Michele SanFilippo, August 9, 2004

New York — Judge Burton Lifland approved the sale of Sure Fit's assets to New York-based investment firm DE Shaw and bath-towel producer J.R. United. The decision took place on Aug. 5 at the U.S. Bankruptcy Court of the Southern District of New York.

According to the committee of unsecured creditors, the parties will pay $16.5 million in cash and assume $4 million of Sure Fit's liabilities.

"We would have liked to see a greater recovery from the auction but, under the circumstances, we were satisfied with the result," said Joel Levitin, Sure Fit's lead attorney with Dechert, LLP, a New York-based law firm.

Priority claims in the Sure Fit bankruptcy proceedings include Wachovia Bank, which is owed more than $27 million and GE Capital, which has an $8 million lien on equipment and other assets.

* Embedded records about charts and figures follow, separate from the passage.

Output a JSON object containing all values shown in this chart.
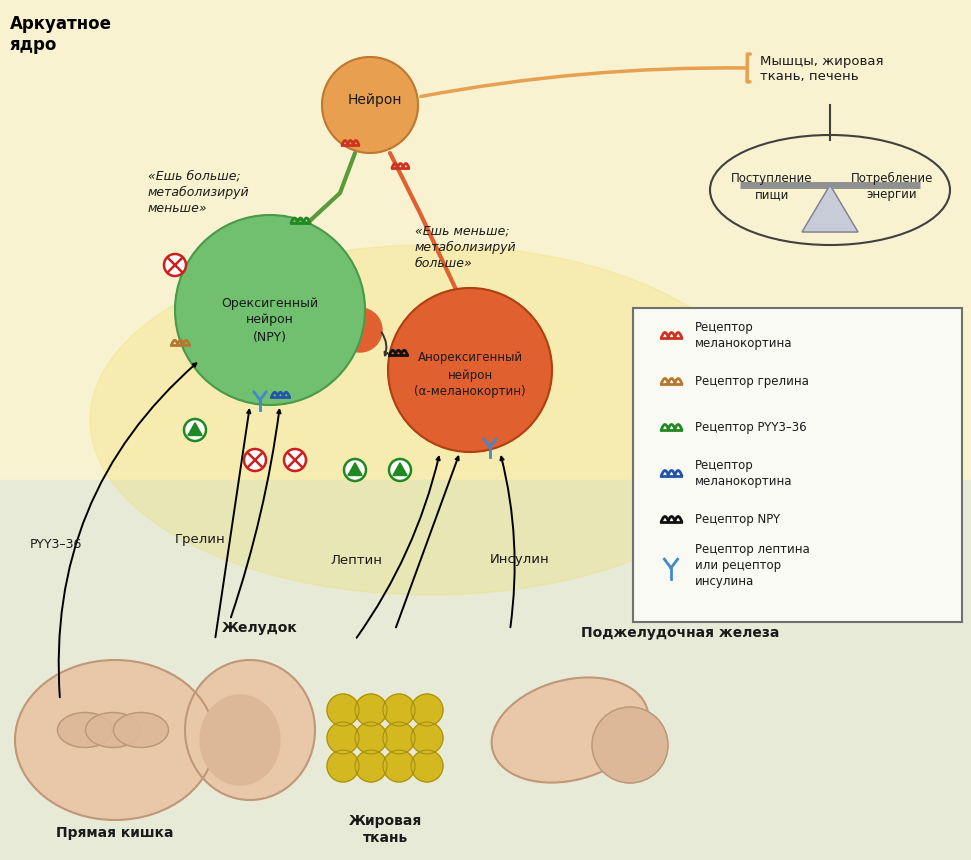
{
  "title_left": "Аркуатное\nядро",
  "orex_neuron_label": "Орексигенный\nнейрон\n(NPY)",
  "anorex_neuron_label": "Анорексигенный\nнейрон\n(α-меланокортин)",
  "neuron_top_label": "Нейрон",
  "muscles_label": "Мышцы, жировая\nткань, печень",
  "eat_more_label": "«Ешь больше;\nметаболизируй\nменьше»",
  "eat_less_label": "«Ешь меньше;\nметаболизируй\nбольше»",
  "balance_left": "Поступление\nпищи",
  "balance_right": "Потребление\nэнергии",
  "ghrelin_label": "Грелин",
  "leptin_label": "Лептин",
  "insulin_label": "Инсулин",
  "pyy_label": "PYY3–36",
  "stomach_label": "Желудок",
  "intestine_label": "Прямая кишка",
  "fat_label": "Жировая\nткань",
  "pancreas_label": "Поджелудочная железа",
  "legend_items": [
    {
      "color": "#cc3322",
      "label": "Рецептор\nмеланокортина",
      "type": "wave"
    },
    {
      "color": "#b87730",
      "label": "Рецептор грелина",
      "type": "wave"
    },
    {
      "color": "#228822",
      "label": "Рецептор PYY3–36",
      "type": "wave"
    },
    {
      "color": "#2255aa",
      "label": "Рецептор\nмеланокортина",
      "type": "wave"
    },
    {
      "color": "#111111",
      "label": "Рецептор NPY",
      "type": "wave"
    },
    {
      "color": "#4488cc",
      "label": "Рецептор лептина\nили рецептор\nинсулина",
      "type": "Y"
    }
  ],
  "orex_color": "#70c070",
  "orex_edge": "#4a9a4a",
  "anorex_color": "#e06030",
  "anorex_edge": "#b04010",
  "top_neuron_color": "#e8a050",
  "top_neuron_edge": "#c07830",
  "axon_green": "#5a9a3a",
  "axon_orange": "#e06030",
  "bg_color": "#f8f4e0"
}
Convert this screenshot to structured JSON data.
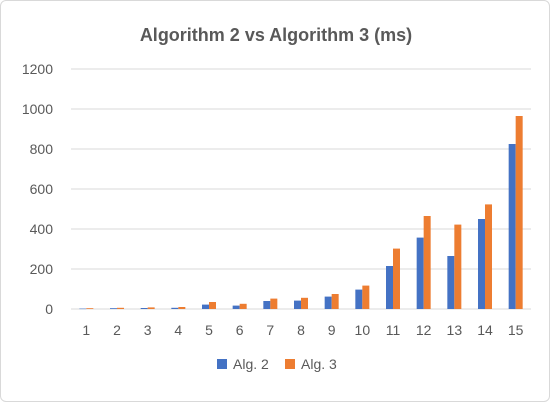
{
  "chart_data": {
    "type": "bar",
    "title": "Algorithm 2 vs Algorithm 3 (ms)",
    "xlabel": "",
    "ylabel": "",
    "categories": [
      "1",
      "2",
      "3",
      "4",
      "5",
      "6",
      "7",
      "8",
      "9",
      "10",
      "11",
      "12",
      "13",
      "14",
      "15"
    ],
    "series": [
      {
        "name": "Alg. 2",
        "color": "#4472c4",
        "values": [
          2,
          4,
          5,
          6,
          22,
          17,
          40,
          42,
          62,
          97,
          215,
          357,
          265,
          450,
          825
        ]
      },
      {
        "name": "Alg. 3",
        "color": "#ed7d31",
        "values": [
          4,
          6,
          8,
          10,
          35,
          26,
          52,
          56,
          75,
          117,
          302,
          465,
          422,
          523,
          965
        ]
      }
    ],
    "ylim": [
      0,
      1200
    ],
    "yticks": [
      0,
      200,
      400,
      600,
      800,
      1000,
      1200
    ],
    "grid": true,
    "legend_position": "bottom"
  }
}
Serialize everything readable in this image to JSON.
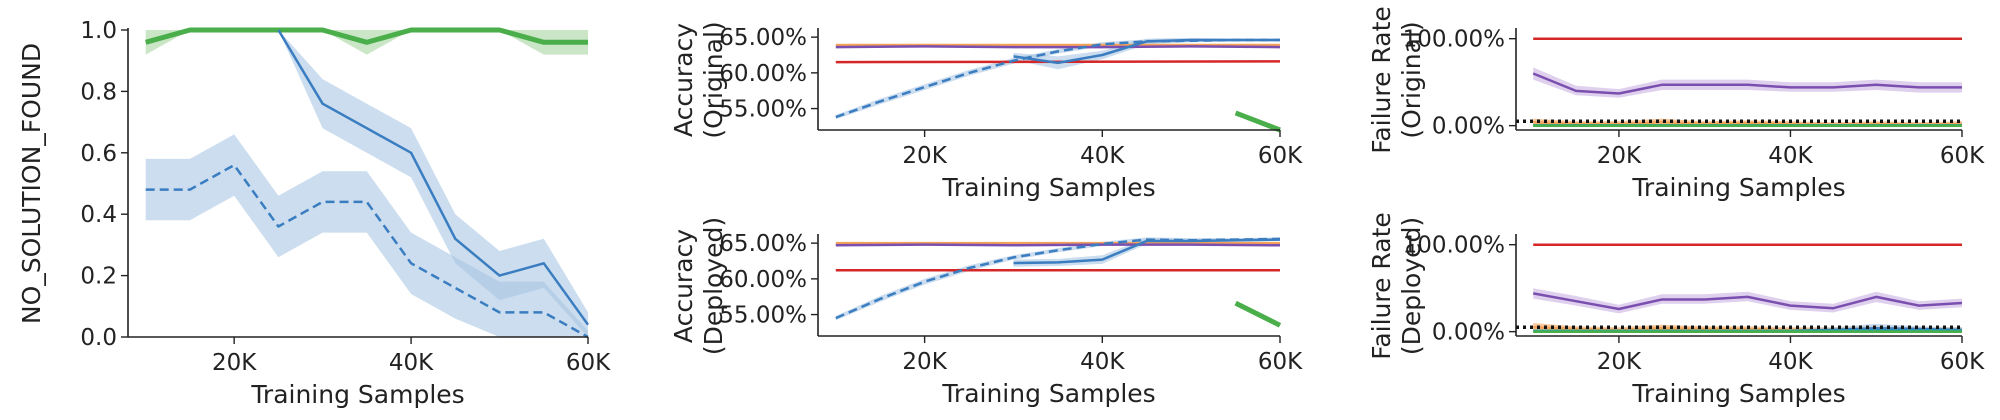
{
  "figure": {
    "background": "#ffffff"
  },
  "colors": {
    "blue": "#3a7dc0",
    "blue_band": "#a9c6e3",
    "green": "#4aae4a",
    "green_band": "#a6d6a1",
    "red": "#d62728",
    "purple": "#7b4fb0",
    "purple_band": "#c9b2e3",
    "orange": "#f4a259",
    "teal": "#2aa198"
  },
  "chart_data": [
    {
      "id": "p1",
      "type": "line",
      "xlabel": "Training Samples",
      "ylabel": "NO_SOLUTION_FOUND",
      "xlim": [
        8000,
        60000
      ],
      "ylim": [
        0,
        1.0
      ],
      "xticks": [
        20000,
        40000,
        60000
      ],
      "xtick_labels": [
        "20K",
        "40K",
        "60K"
      ],
      "yticks": [
        0,
        0.2,
        0.4,
        0.6,
        0.8,
        1.0
      ],
      "ytick_labels": [
        "0.0",
        "0.2",
        "0.4",
        "0.6",
        "0.8",
        "1.0"
      ],
      "series": [
        {
          "color_key": "green",
          "dash": "solid",
          "width": 5,
          "x": [
            10000,
            15000,
            20000,
            25000,
            30000,
            35000,
            40000,
            45000,
            50000,
            55000,
            60000
          ],
          "y": [
            0.96,
            1.0,
            1.0,
            1.0,
            1.0,
            0.96,
            1.0,
            1.0,
            1.0,
            0.96,
            0.96
          ],
          "band_lo": [
            0.92,
            1.0,
            1.0,
            1.0,
            1.0,
            0.92,
            1.0,
            1.0,
            1.0,
            0.92,
            0.92
          ],
          "band_hi": [
            1.0,
            1.0,
            1.0,
            1.0,
            1.0,
            1.0,
            1.0,
            1.0,
            1.0,
            1.0,
            1.0
          ]
        },
        {
          "color_key": "blue",
          "dash": "solid",
          "width": 2.5,
          "x": [
            25000,
            30000,
            35000,
            40000,
            45000,
            50000,
            55000,
            60000
          ],
          "y": [
            1.0,
            0.76,
            0.68,
            0.6,
            0.32,
            0.2,
            0.24,
            0.04
          ],
          "band_lo": [
            1.0,
            0.68,
            0.6,
            0.52,
            0.24,
            0.12,
            0.16,
            0.0
          ],
          "band_hi": [
            1.0,
            0.84,
            0.76,
            0.68,
            0.4,
            0.28,
            0.32,
            0.08
          ]
        },
        {
          "color_key": "blue",
          "dash": "dashed",
          "width": 2.5,
          "x": [
            10000,
            15000,
            20000,
            25000,
            30000,
            35000,
            40000,
            45000,
            50000,
            55000,
            60000
          ],
          "y": [
            0.48,
            0.48,
            0.56,
            0.36,
            0.44,
            0.44,
            0.24,
            0.16,
            0.08,
            0.08,
            0.0
          ],
          "band_lo": [
            0.38,
            0.38,
            0.46,
            0.26,
            0.34,
            0.34,
            0.14,
            0.06,
            0.0,
            0.0,
            0.0
          ],
          "band_hi": [
            0.58,
            0.58,
            0.66,
            0.46,
            0.54,
            0.54,
            0.34,
            0.26,
            0.18,
            0.18,
            0.02
          ]
        }
      ]
    },
    {
      "id": "p2",
      "type": "line",
      "xlabel": "Training Samples",
      "ylabel_lines": [
        "Accuracy",
        "(Original)"
      ],
      "xlim": [
        8000,
        60000
      ],
      "ylim": [
        52,
        66
      ],
      "xticks": [
        20000,
        40000,
        60000
      ],
      "xtick_labels": [
        "20K",
        "40K",
        "60K"
      ],
      "yticks": [
        55,
        60,
        65
      ],
      "ytick_labels": [
        "55.00%",
        "60.00%",
        "65.00%"
      ],
      "series": [
        {
          "color_key": "red",
          "dash": "solid",
          "width": 2.5,
          "x": [
            10000,
            60000
          ],
          "y": [
            61.5,
            61.6
          ]
        },
        {
          "color_key": "orange",
          "dash": "solid",
          "width": 2.5,
          "x": [
            10000,
            60000
          ],
          "y": [
            63.9,
            63.9
          ]
        },
        {
          "color_key": "purple",
          "dash": "solid",
          "width": 2.5,
          "x": [
            10000,
            20000,
            30000,
            40000,
            50000,
            60000
          ],
          "y": [
            63.6,
            63.7,
            63.6,
            63.6,
            63.7,
            63.6
          ]
        },
        {
          "color_key": "blue",
          "dash": "dashed",
          "width": 2.5,
          "x": [
            10000,
            15000,
            20000,
            25000,
            30000,
            35000,
            40000,
            45000,
            50000,
            55000,
            60000
          ],
          "y": [
            53.8,
            56.0,
            58.0,
            60.0,
            61.7,
            63.0,
            64.0,
            64.4,
            64.5,
            64.6,
            64.6
          ],
          "band_lo": [
            53.5,
            55.6,
            57.6,
            59.6,
            61.3,
            62.7,
            63.7,
            64.1,
            64.3,
            64.4,
            64.4
          ],
          "band_hi": [
            54.1,
            56.4,
            58.4,
            60.4,
            62.1,
            63.3,
            64.3,
            64.7,
            64.7,
            64.8,
            64.8
          ]
        },
        {
          "color_key": "blue",
          "dash": "solid",
          "width": 2.5,
          "x": [
            30000,
            35000,
            40000,
            45000,
            50000,
            55000,
            60000
          ],
          "y": [
            62.3,
            61.4,
            62.5,
            64.4,
            64.6,
            64.6,
            64.6
          ],
          "band_lo": [
            61.8,
            60.5,
            61.9,
            64.0,
            64.3,
            64.4,
            64.4
          ],
          "band_hi": [
            62.8,
            62.3,
            63.1,
            64.8,
            64.9,
            64.8,
            64.8
          ]
        },
        {
          "color_key": "green",
          "dash": "solid",
          "width": 5,
          "x": [
            55000,
            60000
          ],
          "y": [
            54.4,
            52.0
          ]
        }
      ]
    },
    {
      "id": "p3",
      "type": "line",
      "xlabel": "Training Samples",
      "ylabel_lines": [
        "Failure Rate",
        "(Original)"
      ],
      "xlim": [
        8000,
        60000
      ],
      "ylim": [
        -5,
        110
      ],
      "xticks": [
        20000,
        40000,
        60000
      ],
      "xtick_labels": [
        "20K",
        "40K",
        "60K"
      ],
      "yticks": [
        0,
        100
      ],
      "ytick_labels": [
        "0.00%",
        "100.00%"
      ],
      "series": [
        {
          "color_key": "red",
          "dash": "solid",
          "width": 2.5,
          "x": [
            10000,
            60000
          ],
          "y": [
            100,
            100
          ]
        },
        {
          "color_key": "purple",
          "dash": "solid",
          "width": 2.5,
          "x": [
            10000,
            15000,
            20000,
            25000,
            30000,
            35000,
            40000,
            45000,
            50000,
            55000,
            60000
          ],
          "y": [
            60,
            40,
            37,
            47,
            47,
            47,
            44,
            44,
            47,
            44,
            44
          ],
          "band_lo": [
            53,
            35,
            32,
            41,
            41,
            41,
            39,
            39,
            41,
            38,
            38
          ],
          "band_hi": [
            67,
            46,
            42,
            53,
            53,
            53,
            50,
            50,
            53,
            50,
            50
          ]
        },
        {
          "color_key": "orange",
          "dash": "solid",
          "width": 2.5,
          "x": [
            10000,
            15000,
            20000,
            25000,
            30000,
            35000,
            40000,
            45000,
            50000,
            55000,
            60000
          ],
          "y": [
            4,
            2,
            2,
            4,
            2,
            3,
            2,
            1,
            2,
            1,
            2
          ],
          "band_lo": [
            1,
            0,
            0,
            1,
            0,
            0,
            0,
            0,
            0,
            0,
            0
          ],
          "band_hi": [
            8,
            5,
            5,
            8,
            5,
            6,
            5,
            4,
            5,
            4,
            5
          ]
        },
        {
          "color_key": "teal",
          "dash": "solid",
          "width": 2.5,
          "x": [
            10000,
            20000,
            30000,
            40000,
            50000,
            60000
          ],
          "y": [
            0.5,
            0.5,
            0.5,
            0.5,
            0.5,
            0.5
          ]
        },
        {
          "color_key": "green",
          "dash": "solid",
          "width": 2.5,
          "x": [
            10000,
            20000,
            30000,
            40000,
            50000,
            60000
          ],
          "y": [
            0,
            0,
            0,
            0,
            0,
            0
          ]
        },
        {
          "color_key": "black",
          "dash": "dotted",
          "width": 3.5,
          "x": [
            8000,
            60000
          ],
          "y": [
            5,
            5
          ]
        }
      ]
    },
    {
      "id": "p4",
      "type": "line",
      "xlabel": "Training Samples",
      "ylabel_lines": [
        "Accuracy",
        "(Deployed)"
      ],
      "xlim": [
        8000,
        60000
      ],
      "ylim": [
        52,
        66
      ],
      "xticks": [
        20000,
        40000,
        60000
      ],
      "xtick_labels": [
        "20K",
        "40K",
        "60K"
      ],
      "yticks": [
        55,
        60,
        65
      ],
      "ytick_labels": [
        "55.00%",
        "60.00%",
        "65.00%"
      ],
      "series": [
        {
          "color_key": "red",
          "dash": "solid",
          "width": 2.5,
          "x": [
            10000,
            60000
          ],
          "y": [
            61.2,
            61.2
          ]
        },
        {
          "color_key": "orange",
          "dash": "solid",
          "width": 2.5,
          "x": [
            10000,
            60000
          ],
          "y": [
            65.0,
            65.0
          ]
        },
        {
          "color_key": "purple",
          "dash": "solid",
          "width": 2.5,
          "x": [
            10000,
            20000,
            30000,
            40000,
            50000,
            60000
          ],
          "y": [
            64.7,
            64.8,
            64.7,
            64.8,
            64.8,
            64.7
          ]
        },
        {
          "color_key": "blue",
          "dash": "dashed",
          "width": 2.5,
          "x": [
            10000,
            15000,
            20000,
            25000,
            30000,
            35000,
            40000,
            45000,
            50000,
            55000,
            60000
          ],
          "y": [
            54.5,
            57.2,
            59.6,
            61.5,
            63.0,
            64.0,
            64.9,
            65.5,
            65.4,
            65.5,
            65.6
          ],
          "band_lo": [
            54.2,
            56.8,
            59.2,
            61.1,
            62.7,
            63.7,
            64.6,
            65.2,
            65.1,
            65.3,
            65.4
          ],
          "band_hi": [
            54.8,
            57.6,
            60.0,
            61.9,
            63.3,
            64.3,
            65.2,
            65.8,
            65.7,
            65.7,
            65.8
          ]
        },
        {
          "color_key": "blue",
          "dash": "solid",
          "width": 2.5,
          "x": [
            30000,
            35000,
            40000,
            45000,
            50000,
            55000,
            60000
          ],
          "y": [
            62.2,
            62.3,
            62.7,
            65.3,
            65.3,
            65.4,
            65.5
          ],
          "band_lo": [
            61.7,
            61.8,
            62.1,
            64.9,
            65.0,
            65.2,
            65.3
          ],
          "band_hi": [
            62.7,
            62.8,
            63.3,
            65.7,
            65.6,
            65.6,
            65.7
          ]
        },
        {
          "color_key": "green",
          "dash": "solid",
          "width": 5,
          "x": [
            55000,
            60000
          ],
          "y": [
            56.6,
            53.5
          ]
        }
      ]
    },
    {
      "id": "p5",
      "type": "line",
      "xlabel": "Training Samples",
      "ylabel_lines": [
        "Failure Rate",
        "(Deployed)"
      ],
      "xlim": [
        8000,
        60000
      ],
      "ylim": [
        -5,
        110
      ],
      "xticks": [
        20000,
        40000,
        60000
      ],
      "xtick_labels": [
        "20K",
        "40K",
        "60K"
      ],
      "yticks": [
        0,
        100
      ],
      "ytick_labels": [
        "0.00%",
        "100.00%"
      ],
      "series": [
        {
          "color_key": "red",
          "dash": "solid",
          "width": 2.5,
          "x": [
            10000,
            60000
          ],
          "y": [
            100,
            100
          ]
        },
        {
          "color_key": "purple",
          "dash": "solid",
          "width": 2.5,
          "x": [
            10000,
            15000,
            20000,
            25000,
            30000,
            35000,
            40000,
            45000,
            50000,
            55000,
            60000
          ],
          "y": [
            44,
            35,
            26,
            37,
            37,
            40,
            30,
            27,
            40,
            30,
            33
          ],
          "band_lo": [
            38,
            30,
            21,
            32,
            32,
            35,
            25,
            22,
            34,
            25,
            28
          ],
          "band_hi": [
            50,
            41,
            31,
            43,
            43,
            46,
            35,
            32,
            46,
            35,
            38
          ]
        },
        {
          "color_key": "orange",
          "dash": "solid",
          "width": 2.5,
          "x": [
            10000,
            15000,
            20000,
            25000,
            30000,
            35000,
            40000,
            45000,
            50000,
            55000,
            60000
          ],
          "y": [
            5,
            3,
            2,
            4,
            3,
            3,
            2,
            2,
            3,
            2,
            2
          ],
          "band_lo": [
            1,
            0,
            0,
            1,
            0,
            0,
            0,
            0,
            0,
            0,
            0
          ],
          "band_hi": [
            10,
            6,
            5,
            8,
            6,
            6,
            5,
            5,
            6,
            5,
            5
          ]
        },
        {
          "color_key": "blue",
          "dash": "solid",
          "width": 2.5,
          "x": [
            40000,
            45000,
            50000,
            55000,
            60000
          ],
          "y": [
            1,
            2,
            4,
            3,
            2
          ],
          "band_lo": [
            0,
            0,
            1,
            0,
            0
          ],
          "band_hi": [
            3,
            5,
            9,
            6,
            5
          ]
        },
        {
          "color_key": "teal",
          "dash": "solid",
          "width": 2.5,
          "x": [
            10000,
            20000,
            30000,
            40000,
            50000,
            60000
          ],
          "y": [
            1,
            1,
            1,
            1,
            1,
            1
          ]
        },
        {
          "color_key": "green",
          "dash": "solid",
          "width": 2.5,
          "x": [
            10000,
            20000,
            30000,
            40000,
            50000,
            60000
          ],
          "y": [
            0,
            0,
            0,
            0,
            0,
            0
          ]
        },
        {
          "color_key": "black",
          "dash": "dotted",
          "width": 3.5,
          "x": [
            8000,
            60000
          ],
          "y": [
            5,
            5
          ]
        }
      ]
    }
  ]
}
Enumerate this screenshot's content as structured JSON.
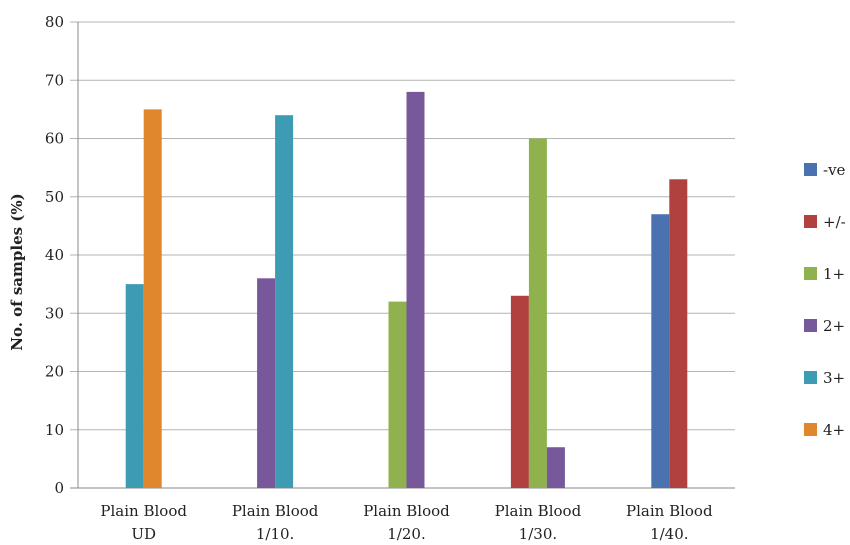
{
  "chart_data": {
    "type": "bar",
    "title": "",
    "xlabel": "",
    "ylabel": "No. of samples (%)",
    "ylim": [
      0,
      80
    ],
    "yticks": [
      0,
      10,
      20,
      30,
      40,
      50,
      60,
      70,
      80
    ],
    "grid": true,
    "legend_position": "right",
    "categories": [
      [
        "Plain Blood",
        "UD"
      ],
      [
        "Plain Blood",
        "1/10."
      ],
      [
        "Plain Blood",
        "1/20."
      ],
      [
        "Plain Blood",
        "1/30."
      ],
      [
        "Plain Blood",
        "1/40."
      ]
    ],
    "series": [
      {
        "name": "-ve",
        "color": "#4a72b0",
        "values": [
          0,
          0,
          0,
          0,
          47
        ]
      },
      {
        "name": "+/-",
        "color": "#b0413e",
        "values": [
          0,
          0,
          0,
          33,
          53
        ]
      },
      {
        "name": "1+",
        "color": "#8fb24e",
        "values": [
          0,
          0,
          32,
          60,
          0
        ]
      },
      {
        "name": "2+",
        "color": "#77589a",
        "values": [
          0,
          36,
          68,
          7,
          0
        ]
      },
      {
        "name": "3+",
        "color": "#3d9bb3",
        "values": [
          35,
          64,
          0,
          0,
          0
        ]
      },
      {
        "name": "4+",
        "color": "#e0862d",
        "values": [
          65,
          0,
          0,
          0,
          0
        ]
      }
    ]
  }
}
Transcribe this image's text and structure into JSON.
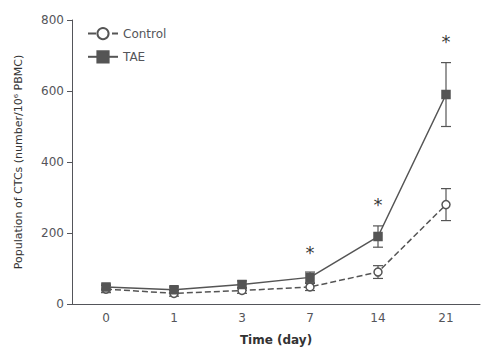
{
  "chart_data": {
    "type": "line",
    "xlabel": "Time (day)",
    "ylabel": "Population of CTCs (number/10⁶ PBMC)",
    "categories": [
      "0",
      "1",
      "3",
      "7",
      "14",
      "21"
    ],
    "series": [
      {
        "name": "Control",
        "color": "#555555",
        "line_style": "dashed",
        "marker": "open-circle",
        "values": [
          42,
          30,
          38,
          48,
          90,
          280
        ],
        "yerr": [
          10,
          8,
          8,
          10,
          18,
          45
        ]
      },
      {
        "name": "TAE",
        "color": "#555555",
        "line_style": "solid",
        "marker": "filled-square",
        "values": [
          48,
          40,
          55,
          75,
          190,
          590
        ],
        "yerr": [
          8,
          8,
          10,
          15,
          30,
          90
        ]
      }
    ],
    "annotations": [
      {
        "text": "*",
        "x": "7",
        "y": 120
      },
      {
        "text": "*",
        "x": "14",
        "y": 255
      },
      {
        "text": "*",
        "x": "21",
        "y": 715
      }
    ],
    "ylim": [
      0,
      800
    ],
    "yticks": [
      0,
      200,
      400,
      600,
      800
    ],
    "grid": false,
    "legend": "upper left"
  }
}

Final details are expected to follow this week when the deal officially closes.

In December 2003, DE Shaw agreed to buy FAO Schwarz's flagship store and other assets when the retailer filed for bankruptcy.

According to company officials, the change of ownership will mean "business as usual" for the slipcover manufacturer, which will be able to keep its management and operations in place, at least for now.

Sure Fit recently began closing its sewing facility in Hanover Township, Pa., by Sept. 23. About 180 employees, primarily sewers, will lose their jobs. The plant's remaining 350 employees will work at the company's two facilities in Upper Macungie Township.